The descent and the call for economic retention
The descent was a gruelling reminder of the physical toll these mountains exact. Gravity is often harder on the knees than the ascent, and as we limped back toward Sidhing, I noticed a troubling trend. Most trekkers were rushing past the village, desperate to reach the familiar comforts of Pokhara by nightfall.
This is a missed opportunity for local economic retention. Sidhing is not just a transit point; it is a destination. By staying in these rural wards, tourists ensure that their money stays in the community rather than flowing directly back to urban centres. We finally reached Sidhing at 7:00 pm and checked into Hotel Mardi Venture. The warmth of hot water, a fire-lit hearth, and a meal of local chicken curry provided a sense of comfort that no city hotel could replicate.

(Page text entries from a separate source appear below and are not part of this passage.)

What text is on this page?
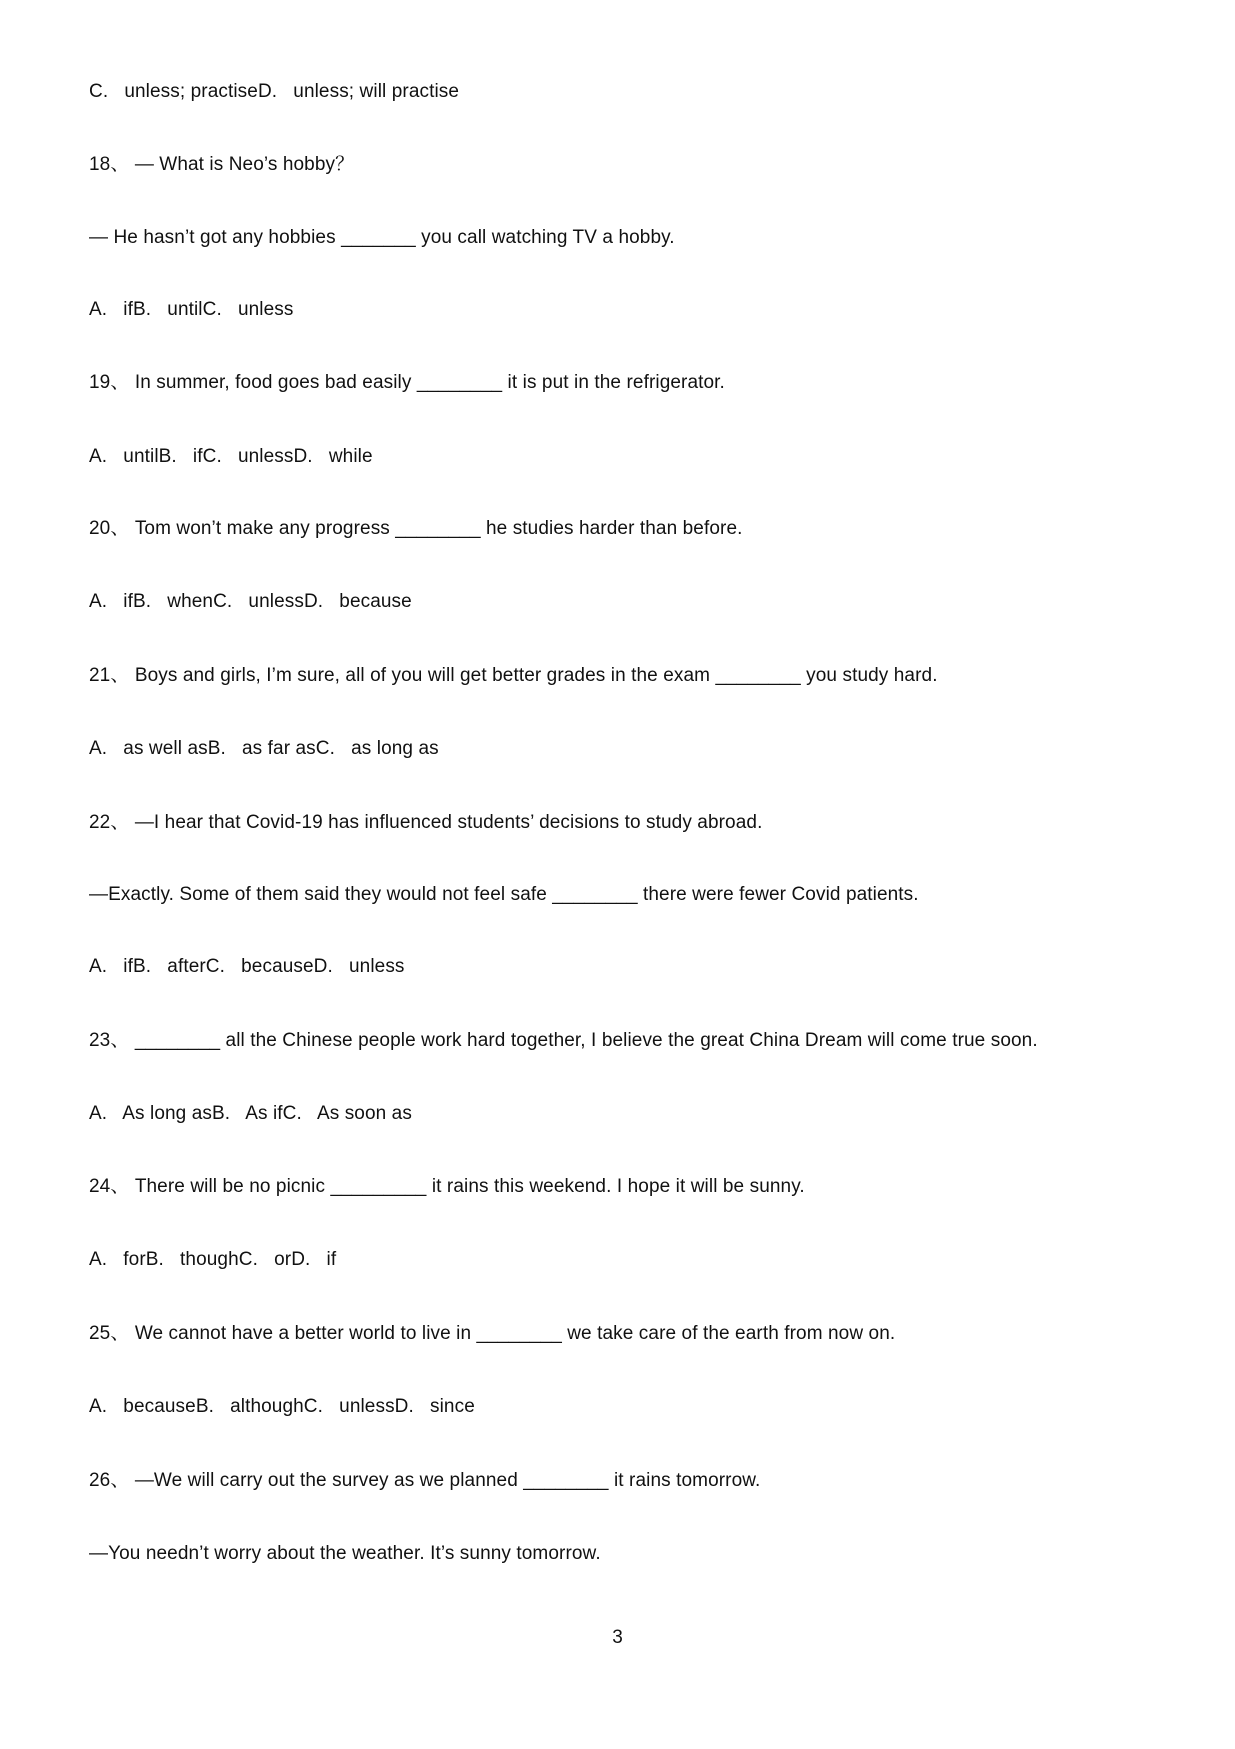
C.   unless; practiseD.   unless; will practise
18、 — What is Neo’s hobby？
— He hasn’t got any hobbies _______ you call watching TV a hobby.
A.   ifB.   untilC.   unless
19、 In summer, food goes bad easily ________ it is put in the refrigerator.
A.   untilB.   ifC.   unlessD.   while
20、 Tom won’t make any progress ________ he studies harder than before.
A.   ifB.   whenC.   unlessD.   because
21、 Boys and girls, I’m sure, all of you will get better grades in the exam ________ you study hard.
A.   as well asB.   as far asC.   as long as
22、 —I hear that Covid-19 has influenced students’ decisions to study abroad.
—Exactly. Some of them said they would not feel safe ________ there were fewer Covid patients.
A.   ifB.   afterC.   becauseD.   unless
23、 ________ all the Chinese people work hard together, I believe the great China Dream will come true soon.
A.   As long asB.   As ifC.   As soon as
24、 There will be no picnic _________ it rains this weekend. I hope it will be sunny.
A.   forB.   thoughC.   orD.   if
25、 We cannot have a better world to live in ________ we take care of the earth from now on.
A.   becauseB.   althoughC.   unlessD.   since
26、 —We will carry out the survey as we planned ________ it rains tomorrow.
—You needn’t worry about the weather. It’s sunny tomorrow.
3
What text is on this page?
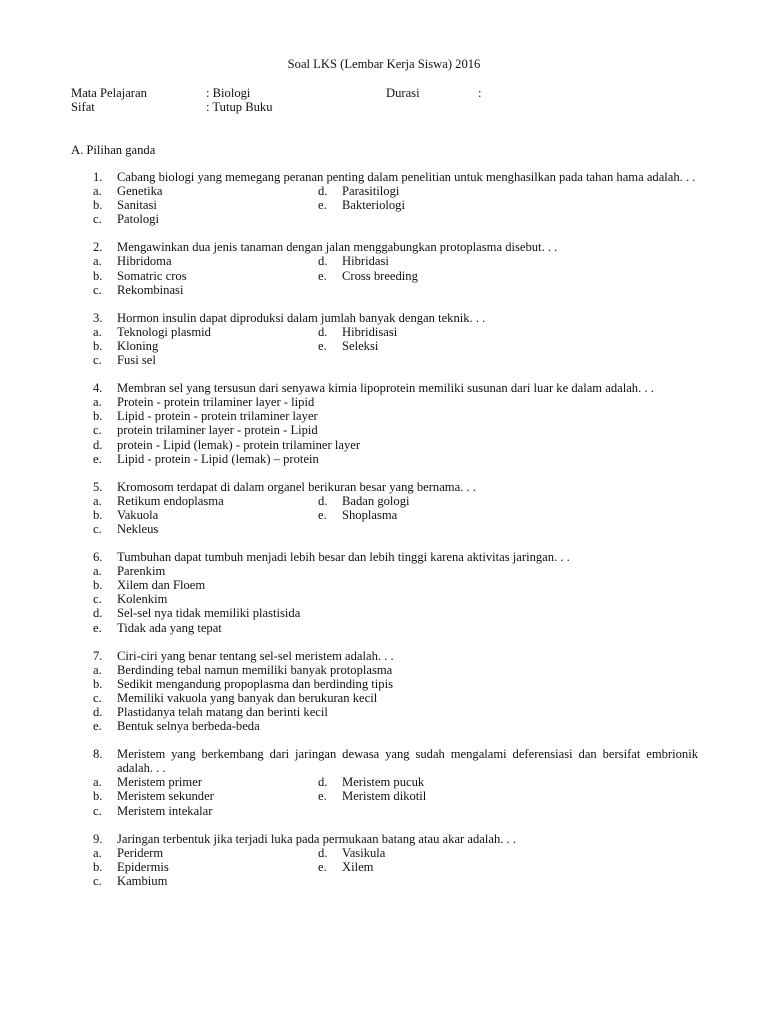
Soal LKS (Lembar Kerja Siswa) 2016
Mata Pelajaran	: Biologi	Durasi	:
Sifat	: Tutup Buku
A. Pilihan ganda
1.	Cabang biologi yang memegang peranan penting dalam penelitian untuk menghasilkan pada tahan hama adalah. . .
a.	Genetika	d.	Parasitilogi
b.	Sanitasi	e.	Bakteriologi
c.	Patologi
2.	Mengawinkan dua jenis tanaman dengan jalan menggabungkan protoplasma disebut. . .
a.	Hibridoma	d.	Hibridasi
b.	Somatric cros	e.	Cross breeding
c.	Rekombinasi
3.	Hormon insulin dapat diproduksi dalam jumlah banyak dengan teknik. . .
a.	Teknologi plasmid	d.	Hibridisasi
b.	Kloning	e.	Seleksi
c.	Fusi sel
4.	Membran sel yang tersusun dari senyawa kimia lipoprotein memiliki susunan dari luar ke dalam adalah. . .
a.	Protein - protein trilaminer layer - lipid
b.	Lipid - protein - protein trilaminer layer
c.	protein trilaminer layer - protein - Lipid
d.	protein - Lipid (lemak) - protein trilaminer layer
e.	Lipid - protein - Lipid (lemak) – protein
5.	Kromosom terdapat di dalam organel berikuran besar yang bernama. . .
a.	Retikum endoplasma	d.	Badan gologi
b.	Vakuola	e.	Shoplasma
c.	Nekleus
6.	Tumbuhan dapat tumbuh menjadi lebih besar dan lebih tinggi karena aktivitas jaringan. . .
a.	Parenkim
b.	Xilem dan Floem
c.	Kolenkim
d.	Sel-sel nya tidak memiliki plastisida
e.	Tidak ada yang tepat
7.	Ciri-ciri yang benar tentang sel-sel meristem adalah. . .
a.	Berdinding tebal namun memiliki banyak protoplasma
b.	Sedikit mengandung propoplasma dan berdinding tipis
c.	Memiliki vakuola yang banyak dan berukuran kecil
d.	Plastidanya telah matang dan berinti kecil
e.	Bentuk selnya berbeda-beda
8.	Meristem yang berkembang dari jaringan dewasa yang sudah mengalami deferensiasi dan bersifat embrionik adalah. . .
a.	Meristem primer	d.	Meristem pucuk
b.	Meristem sekunder	e.	Meristem dikotil
c.	Meristem intekalar
9.	Jaringan terbentuk jika terjadi luka pada permukaan batang atau akar adalah. . .
a.	Periderm	d.	Vasikula
b.	Epidermis	e.	Xilem
c.	Kambium
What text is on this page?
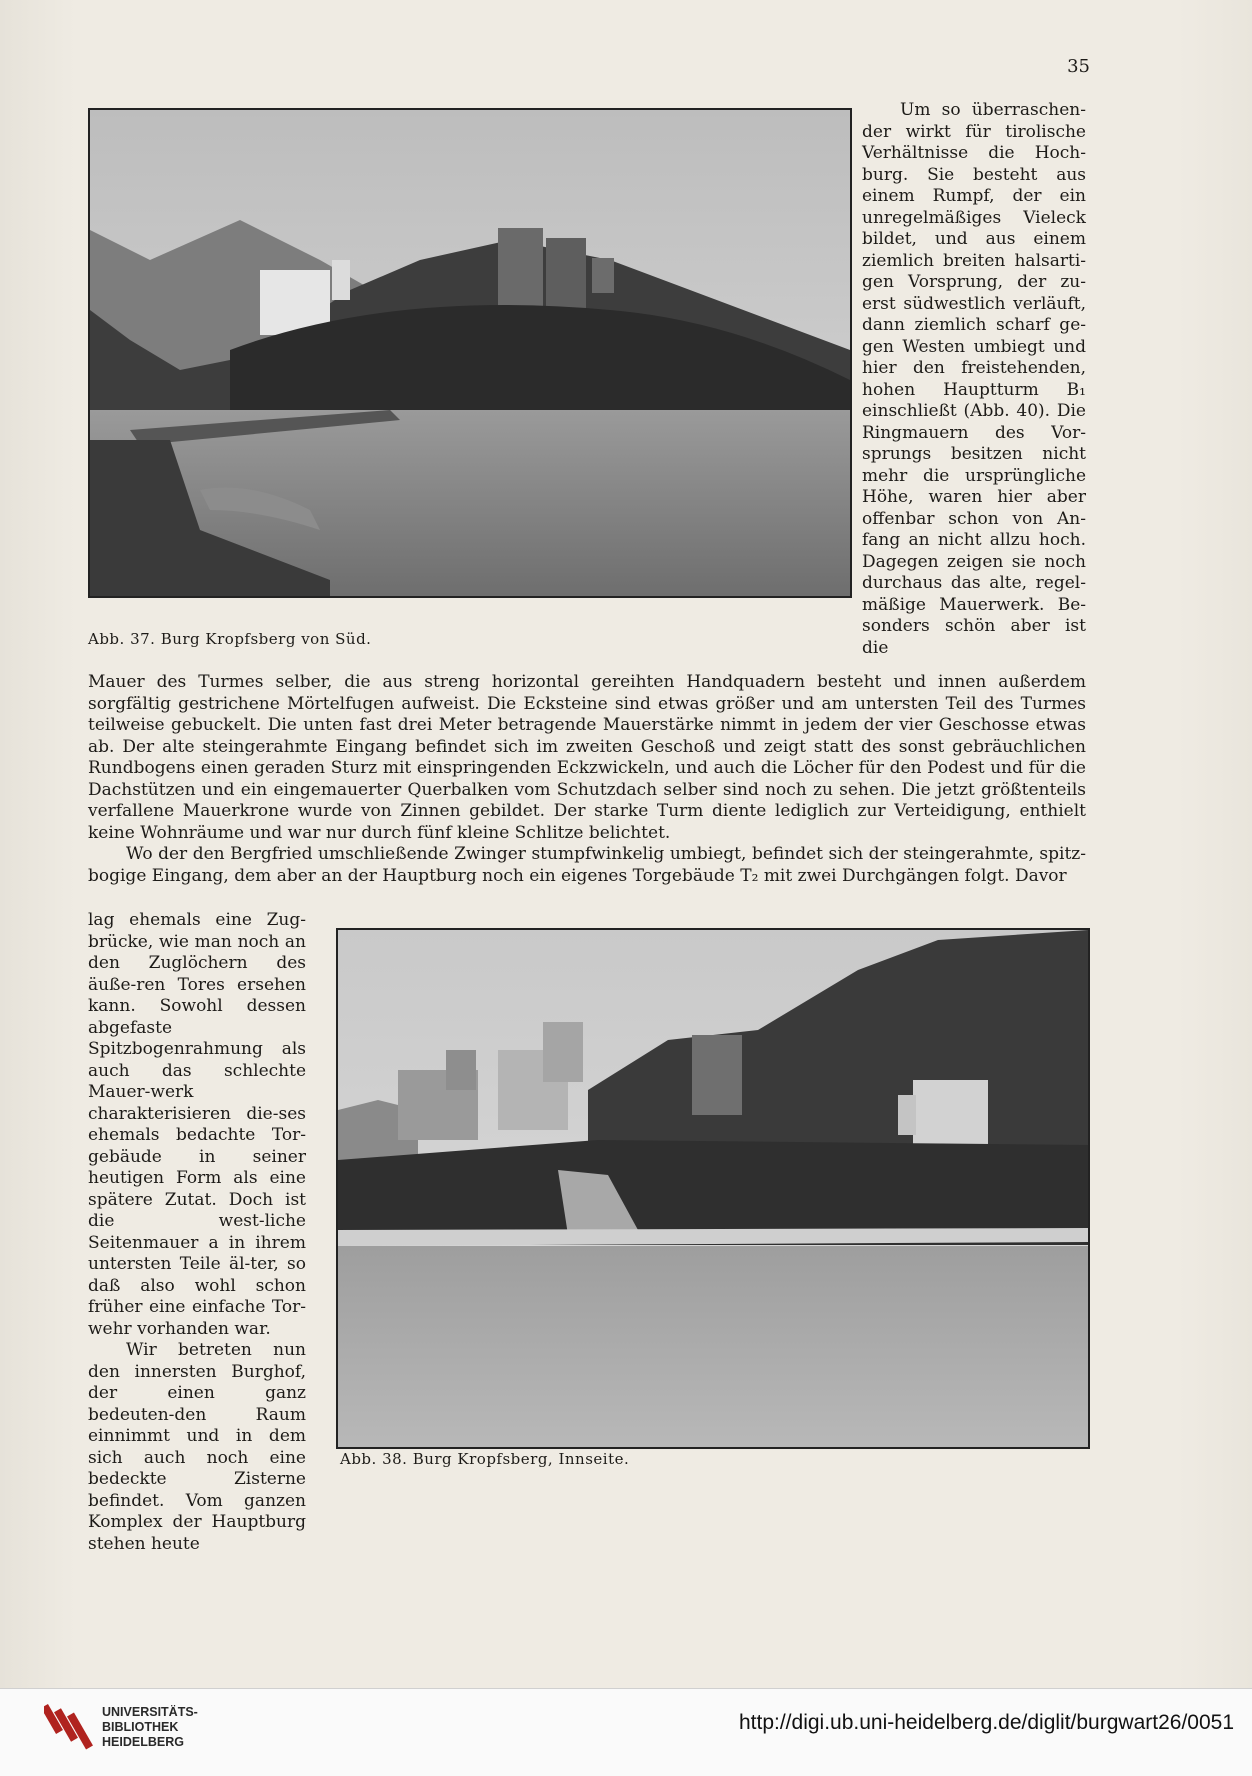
35
Abb. 37. Burg Kropfsberg von Süd.

Um so überraschen-der wirkt für tirolische Verhältnisse die Hoch-burg. Sie besteht aus einem Rumpf, der ein unregelmäßiges Vieleck bildet, und aus einem ziemlich breiten halsarti-gen Vorsprung, der zu-erst südwestlich verläuft, dann ziemlich scharf ge-gen Westen umbiegt und hier den freistehenden, hohen Hauptturm B₁ einschließt (Abb. 40). Die Ringmauern des Vor-sprungs besitzen nicht mehr die ursprüngliche Höhe, waren hier aber offenbar schon von An-fang an nicht allzu hoch. Dagegen zeigen sie noch durchaus das alte, regel-mäßige Mauerwerk. Be-sonders schön aber ist die

Mauer des Turmes selber, die aus streng horizontal gereihten Handquadern besteht und innen außerdem sorgfältig gestrichene Mörtelfugen aufweist. Die Ecksteine sind etwas größer und am untersten Teil des Turmes teilweise gebuckelt. Die unten fast drei Meter betragende Mauerstärke nimmt in jedem der vier Geschosse etwas ab. Der alte steingerahmte Eingang befindet sich im zweiten Geschoß und zeigt statt des sonst gebräuchlichen Rundbogens einen geraden Sturz mit einspringenden Eckzwickeln, und auch die Löcher für den Podest und für die Dachstützen und ein eingemauerter Querbalken vom Schutzdach selber sind noch zu sehen. Die jetzt größtenteils verfallene Mauerkrone wurde von Zinnen gebildet. Der starke Turm diente lediglich zur Verteidigung, enthielt keine Wohnräume und war nur durch fünf kleine Schlitze belichtet.

Wo der den Bergfried umschließende Zwinger stumpfwinkelig umbiegt, befindet sich der steingerahmte, spitz-bogige Eingang, dem aber an der Hauptburg noch ein eigenes Torgebäude T₂ mit zwei Durchgängen folgt. Davor

lag ehemals eine Zug-brücke, wie man noch an den Zuglöchern des äuße-ren Tores ersehen kann. Sowohl dessen abgefaste Spitzbogenrahmung als auch das schlechte Mauer-werk charakterisieren die-ses ehemals bedachte Tor-gebäude in seiner heutigen Form als eine spätere Zutat. Doch ist die west-liche Seitenmauer a in ihrem untersten Teile äl-ter, so daß also wohl schon früher eine einfache Tor-wehr vorhanden war.

Wir betreten nun den innersten Burghof, der einen ganz bedeuten-den Raum einnimmt und in dem sich auch noch eine bedeckte Zisterne befindet. Vom ganzen Komplex der Hauptburg stehen heute

Abb. 38. Burg Kropfsberg, Innseite.
UNIVERSITÄTS-
BIBLIOTHEK
HEIDELBERG
http://digi.ub.uni-heidelberg.de/diglit/burgwart26/0051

The Machhapuchhre Rural Municipality Ward No 8 and Ward No 9 Chairpersons, Ram Gurung and Rajendra Chhetri, who had been following our trip, joined us for the night meal. Their presence was a reminder that, within the federal structure, local government is the first and most important responder to people’s needs. The Municipality Chair, Min Bahadur Gurung, and Deputy Chair, Sita Adhikary, had also encouraged me to visit and raise their concerns in Parliament; they had met me during my tenure in the National Assembly.

The bigger picture and a way forward
This disconnect between grassroots initiative and policy support is striking. Mardi Himal (5,587 m), officially opened as a trekking route in 2012, has rapidly become one of Nepal’s emerging destinations. According to the Annapurna Conservation Area Project, 48,513 foreign tourists visited the Annapurna region in March 2026 alone; a clear indication of its growing appeal.
This influx supports thousands of livelihoods, including those of guides, porters, hotel operators, and transport service providers. Yet, much of the economic benefit leaks out. A majority of trekkers rush back to Pokhara, bypassing villages like Sidhing, where quality accommodation and authentic cultural experiences are available.
Encouraging tourists to stay even one night in these rural settlements could significantly strengthen the local economy. It would distribute benefits more equitably, reduce pressure on urban centres, and deepen visitors’ experience of Nepal beyond the mountains.
Mardi Himal, therefore, represents both promise and paradox. It is a story of grassroots entrepreneurship; of individuals like Sudip Gautam, who pioneered infrastructure, and Chiya Kaka, who transformed a simple tea stall into a symbol of hospitality. It is also a story of returnee migrants, local governments, and communities striving to build a sustainable tourism economy.

But it is equally a story of policy neglect. Without clear government frameworks, infrastructure support, and institutional recognition, the very people who built this destination remain vulnerable. Tourism cannot be sustained on individual effort alone; it requires a supportive ecosystem that aligns policy with practice.
Mardi Himal is not just about landscapes. It is about people: the pioneers, the risk-takers, and the communities who bring these mountains to life. If managed well, it can become a model of inclusive, decentralised, and community-based tourism. If neglected, it risks becoming another example of growth without governance.
For those planning to visit, there is a simple choice that can make a difference: do not rush back to Pokhara. Stay in villages like Sidhing. Experience the local culture, support local businesses, and ensure the benefits of tourism reach those who made the journey possible. Because in the end, the true beauty of Mardi Himal lies not only in its peaks, but in the people who call it home.